Internal ISMS Auditor Training Course - IISMSA

OBJECTIVES
Aims
The purpose of this course is to equip delegates with the knowledge and skills needed to perform internal audits on information security management systems and to contribute to the continual improvement of the management system. Delegates are expected to have knowledge of information security management systems and ISO 27001:2005 before attending this course.
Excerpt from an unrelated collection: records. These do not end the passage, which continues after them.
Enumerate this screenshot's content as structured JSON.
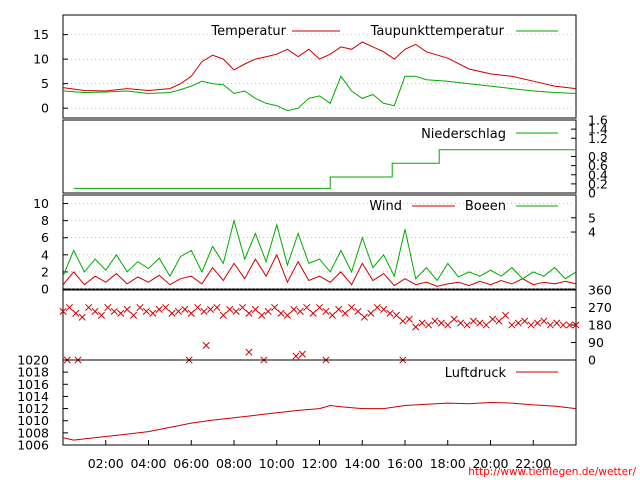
{
  "colors": {
    "temperature": "#cc0000",
    "dewpoint": "#00aa00",
    "precipitation": "#00aa00",
    "wind": "#cc0000",
    "gusts": "#00aa00",
    "direction": "#cc0000",
    "pressure": "#cc0000",
    "grid": "#999999",
    "credit": "#ff0000"
  },
  "credit": "http://www.tiefflegen.de/wetter/",
  "chart_data": [
    {
      "id": "temperature",
      "type": "line",
      "xlabel": "",
      "ylabel": "",
      "x_unit": "hours",
      "xlim": [
        0,
        24
      ],
      "ylim": [
        -2,
        19
      ],
      "y_ticks": [
        0,
        5,
        10,
        15
      ],
      "grid": "horizontal",
      "legend_position": "top",
      "series": [
        {
          "name": "Temperatur",
          "color": "#cc0000",
          "x": [
            0,
            1,
            2,
            3,
            4,
            5,
            5.5,
            6,
            6.5,
            7,
            7.5,
            8,
            8.5,
            9,
            9.5,
            10,
            10.5,
            11,
            11.5,
            12,
            12.5,
            13,
            13.5,
            14,
            14.5,
            15,
            15.5,
            16,
            16.5,
            17,
            18,
            19,
            20,
            21,
            22,
            23,
            24
          ],
          "y": [
            4.2,
            3.6,
            3.5,
            4.0,
            3.6,
            4.0,
            5.0,
            6.5,
            9.5,
            10.8,
            10.0,
            7.8,
            9.0,
            10.0,
            10.5,
            11.0,
            12.0,
            10.5,
            12.0,
            10.0,
            11.0,
            12.5,
            12.0,
            13.5,
            12.5,
            11.5,
            10.0,
            12.0,
            13.0,
            11.5,
            10.2,
            8.0,
            7.0,
            6.5,
            5.5,
            4.5,
            4.0
          ]
        },
        {
          "name": "Taupunkttemperatur",
          "color": "#00aa00",
          "x": [
            0,
            1,
            2,
            3,
            4,
            5,
            5.5,
            6,
            6.5,
            7,
            7.5,
            8,
            8.5,
            9,
            9.5,
            10,
            10.5,
            11,
            11.5,
            12,
            12.5,
            13,
            13.5,
            14,
            14.5,
            15,
            15.5,
            16,
            16.5,
            17,
            18,
            19,
            20,
            21,
            22,
            23,
            24
          ],
          "y": [
            3.5,
            3.2,
            3.3,
            3.5,
            3.0,
            3.2,
            3.8,
            4.5,
            5.5,
            5.0,
            4.8,
            3.0,
            3.5,
            2.0,
            1.0,
            0.5,
            -0.5,
            0.0,
            2.0,
            2.5,
            1.0,
            6.5,
            3.5,
            2.0,
            2.8,
            1.0,
            0.5,
            6.5,
            6.5,
            5.8,
            5.5,
            5.0,
            4.5,
            4.0,
            3.5,
            3.2,
            3.0
          ]
        }
      ]
    },
    {
      "id": "precipitation",
      "type": "line",
      "xlim": [
        0,
        24
      ],
      "ylim": [
        0,
        1.6
      ],
      "y_ticks_right": [
        0,
        0.2,
        0.4,
        0.6,
        0.8,
        1.2,
        1.4,
        1.6
      ],
      "legend_position": "top-right",
      "series": [
        {
          "name": "Niederschlag",
          "color": "#00aa00",
          "x": [
            0.5,
            12.5,
            12.5,
            15.4,
            15.4,
            17.6,
            17.6,
            24
          ],
          "y": [
            0.1,
            0.1,
            0.35,
            0.35,
            0.65,
            0.65,
            0.95,
            0.95
          ]
        }
      ]
    },
    {
      "id": "wind",
      "type": "line",
      "xlim": [
        0,
        24
      ],
      "ylim": [
        0,
        11
      ],
      "y_ticks": [
        0,
        2,
        4,
        6,
        8,
        10
      ],
      "y_ticks_right": [
        4,
        5
      ],
      "grid": "horizontal",
      "legend_position": "top-right",
      "series": [
        {
          "name": "Wind",
          "color": "#cc0000",
          "x": [
            0,
            0.5,
            1,
            1.5,
            2,
            2.5,
            3,
            3.5,
            4,
            4.5,
            5,
            5.5,
            6,
            6.5,
            7,
            7.5,
            8,
            8.5,
            9,
            9.5,
            10,
            10.5,
            11,
            11.5,
            12,
            12.5,
            13,
            13.5,
            14,
            14.5,
            15,
            15.5,
            16,
            16.5,
            17,
            17.5,
            18,
            18.5,
            19,
            19.5,
            20,
            20.5,
            21,
            21.5,
            22,
            22.5,
            23,
            23.5,
            24
          ],
          "y": [
            0.5,
            2.0,
            0.5,
            1.5,
            0.8,
            1.8,
            0.6,
            1.4,
            0.8,
            1.6,
            0.5,
            1.2,
            1.5,
            0.6,
            2.5,
            1.0,
            3.0,
            1.2,
            3.5,
            1.5,
            4.0,
            0.8,
            3.2,
            1.0,
            1.5,
            0.8,
            2.0,
            0.5,
            3.0,
            1.0,
            1.8,
            0.4,
            1.2,
            0.5,
            0.8,
            0.3,
            0.6,
            0.8,
            0.4,
            0.9,
            0.5,
            1.0,
            0.6,
            1.2,
            0.5,
            0.8,
            0.6,
            0.9,
            0.6
          ]
        },
        {
          "name": "Boeen",
          "color": "#00aa00",
          "x": [
            0,
            0.5,
            1,
            1.5,
            2,
            2.5,
            3,
            3.5,
            4,
            4.5,
            5,
            5.5,
            6,
            6.5,
            7,
            7.5,
            8,
            8.5,
            9,
            9.5,
            10,
            10.5,
            11,
            11.5,
            12,
            12.5,
            13,
            13.5,
            14,
            14.5,
            15,
            15.5,
            16,
            16.5,
            17,
            17.5,
            18,
            18.5,
            19,
            19.5,
            20,
            20.5,
            21,
            21.5,
            22,
            22.5,
            23,
            23.5,
            24
          ],
          "y": [
            1.5,
            4.5,
            2.0,
            3.5,
            2.2,
            4.0,
            2.0,
            3.2,
            2.4,
            3.6,
            1.5,
            3.8,
            4.5,
            2.0,
            5.0,
            3.0,
            8.0,
            3.5,
            6.5,
            3.2,
            7.5,
            2.8,
            6.5,
            3.0,
            3.5,
            2.0,
            4.5,
            2.0,
            6.0,
            2.5,
            4.0,
            1.5,
            7.0,
            1.2,
            2.5,
            1.0,
            3.0,
            1.4,
            2.0,
            1.5,
            2.2,
            1.5,
            2.5,
            1.2,
            2.0,
            1.5,
            2.5,
            1.2,
            2.0
          ]
        }
      ]
    },
    {
      "id": "wind-direction",
      "type": "scatter",
      "marker": "x",
      "xlim": [
        0,
        24
      ],
      "ylim": [
        0,
        360
      ],
      "y_ticks_right": [
        0,
        90,
        180,
        270,
        360
      ],
      "series": [
        {
          "name": "",
          "color": "#cc0000",
          "x": [
            0,
            0.3,
            0.6,
            0.9,
            1.2,
            1.5,
            1.8,
            2.1,
            2.4,
            2.7,
            3.0,
            3.3,
            3.6,
            3.9,
            4.2,
            4.5,
            4.8,
            5.1,
            5.4,
            5.7,
            6.0,
            6.3,
            6.6,
            6.9,
            7.2,
            7.5,
            7.8,
            8.1,
            8.4,
            8.7,
            9.0,
            9.3,
            9.6,
            9.9,
            10.2,
            10.5,
            10.8,
            11.1,
            11.4,
            11.7,
            12.0,
            12.3,
            12.6,
            12.9,
            13.2,
            13.5,
            13.8,
            14.1,
            14.4,
            14.7,
            15.0,
            15.3,
            15.6,
            15.9,
            16.2,
            16.5,
            16.8,
            17.1,
            17.4,
            17.7,
            18.0,
            18.3,
            18.6,
            18.9,
            19.2,
            19.5,
            19.8,
            20.1,
            20.4,
            20.7,
            21.0,
            21.3,
            21.6,
            21.9,
            22.2,
            22.5,
            22.8,
            23.1,
            23.4,
            23.7,
            24.0,
            6.7,
            8.7,
            10.9,
            11.2,
            0.2,
            0.7,
            5.9,
            9.4,
            12.3,
            15.9
          ],
          "y": [
            250,
            270,
            240,
            220,
            270,
            250,
            230,
            270,
            250,
            240,
            260,
            230,
            270,
            250,
            240,
            260,
            270,
            240,
            250,
            260,
            240,
            270,
            250,
            260,
            270,
            230,
            260,
            250,
            270,
            240,
            260,
            230,
            250,
            270,
            240,
            230,
            260,
            250,
            270,
            240,
            270,
            250,
            230,
            260,
            240,
            270,
            250,
            220,
            240,
            270,
            260,
            240,
            230,
            200,
            210,
            170,
            190,
            180,
            200,
            190,
            180,
            210,
            190,
            180,
            200,
            190,
            180,
            210,
            200,
            230,
            180,
            190,
            200,
            180,
            190,
            200,
            180,
            190,
            180,
            180,
            180,
            75,
            40,
            20,
            30,
            0,
            0,
            0,
            0,
            0,
            0
          ]
        }
      ]
    },
    {
      "id": "pressure",
      "type": "line",
      "xlim": [
        0,
        24
      ],
      "ylim": [
        1006,
        1020
      ],
      "y_ticks": [
        1006,
        1008,
        1010,
        1012,
        1014,
        1016,
        1018,
        1020
      ],
      "x_ticks": [
        "02:00",
        "04:00",
        "06:00",
        "08:00",
        "10:00",
        "12:00",
        "14:00",
        "16:00",
        "18:00",
        "20:00",
        "22:00"
      ],
      "legend_position": "top-right",
      "series": [
        {
          "name": "Luftdruck",
          "color": "#cc0000",
          "x": [
            0,
            0.5,
            1,
            2,
            3,
            4,
            5,
            6,
            7,
            8,
            9,
            10,
            11,
            12,
            12.5,
            13,
            14,
            15,
            16,
            17,
            18,
            19,
            20,
            21,
            22,
            23,
            24
          ],
          "y": [
            1007.2,
            1006.8,
            1007.0,
            1007.4,
            1007.8,
            1008.2,
            1008.9,
            1009.6,
            1010.1,
            1010.5,
            1010.9,
            1011.3,
            1011.7,
            1012.0,
            1012.5,
            1012.3,
            1012.0,
            1012.0,
            1012.5,
            1012.7,
            1012.9,
            1012.8,
            1013.0,
            1012.9,
            1012.6,
            1012.4,
            1012.0
          ]
        }
      ]
    }
  ]
}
This background knowledge is provided on the Information Security Management Systems Foundation Training Course.

By the end of this course, delegates will be able to:

1. describe with reference to the Plan-Do-Check-Act (PDCA) cycle, the purpose, structure and requirements of ISO 27001:2005 from the point of view of an internal auditor;
2. describe the responsibilities of an internal ISMS auditor and describe the role of internal audit in the maintenance and improvement of management systems;
3. plan, conduct and report an internal audit of part of an information security management in accordance with ISO 19011.

Delegates will need to demonstrate acceptable understanding and performance in the three IRCA course learning objectives above in order to complete the course successfully.

Profile:
This course comprises presentations, workshops and role-play exercises. Participants are not expected to possess knowledge of auditing, quality management system or ISO 27001 before attending the course. Successful completion of this course and the ISO 27001 foundation course fulfils part of the training requirements for certification and an internal ISMS auditor with the IRCA.

This course is certificated by the IRCA (Course No. A 17282).